For two married men, however, the situation remains a bit more complicated. If two men are using a surrogate to carry their child, only the biological father can be automatically listed on the birth certificate. Because of New York State law, the surrogate must first relinquish her rights to the child, at which point the nonbiological father can adopt the child. (Also keep in mind that surrogacy contracts are not legal in New York, so two men who want their own biological children typically enter into such a contract with a woman in a state where surrogacy contracts are enforceable, said Allen Drexel, a family lawyer in New York with expertise in same-sex family issues).

Other Rights If a person dies from a work-related injury or illness, their spouse may be entitled to worker’s compensation benefits. Spouses also have the ability to bring wrongful death claims on behalf of their significant other.

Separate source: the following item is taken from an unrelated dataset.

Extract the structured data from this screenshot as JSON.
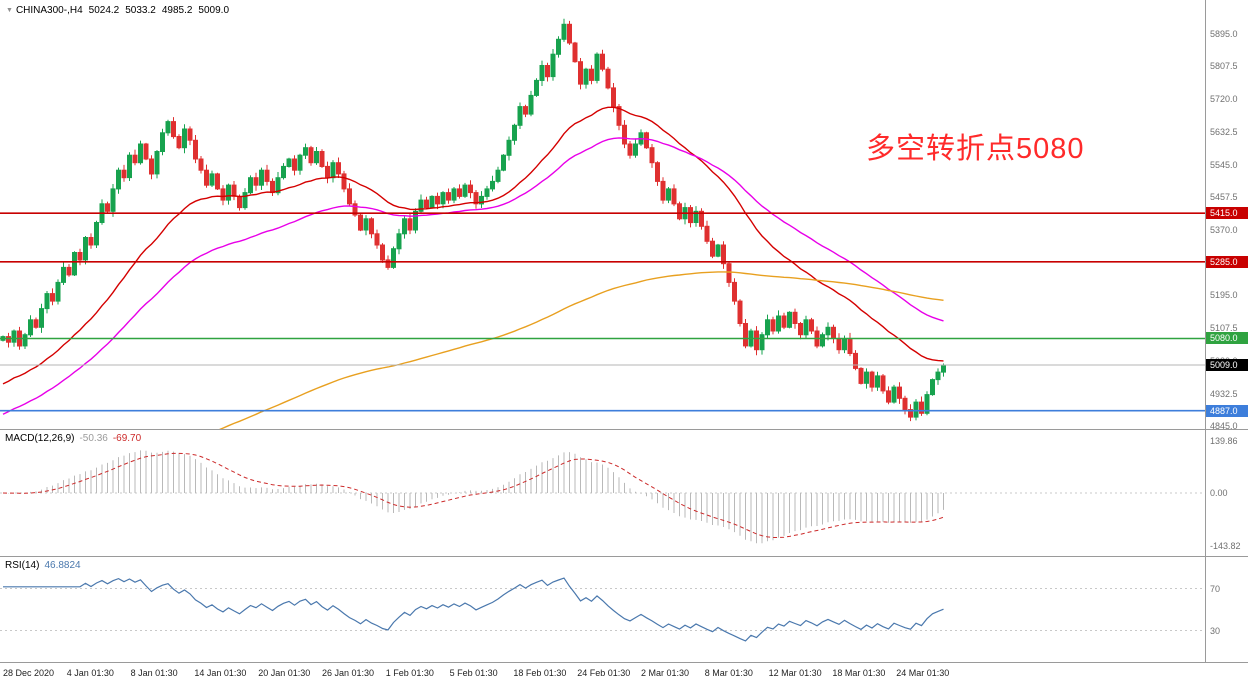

Potential future benefits If the Defense of Marriage Act, known as DOMA, is ultimately struck down, being able to marry in New York will open the door to the many federal benefits that come with marriage.

“New York opens the door for couples who get married to be in a position to get those federal rights and protections when the day comes, in the not distant future, that DOMA falls,” Ms. Sommer said. “Marriage in New York brings the upside of access to these federal protections.”

Of course, for many couples, just being able to describe their status with one easy word — marriage — is the biggest benefit of all. “The big gain here is going to be in the security, clarity and dignity that comes with being able to say, ‘We are married,’ said Evan Wolfson, president of Freedom to Marry, an advocacy group in New York. “This is above love and commitment, more than the legal and economic matters.”

What other benefits, obligations or costs might married same-sex couples encounter in New York?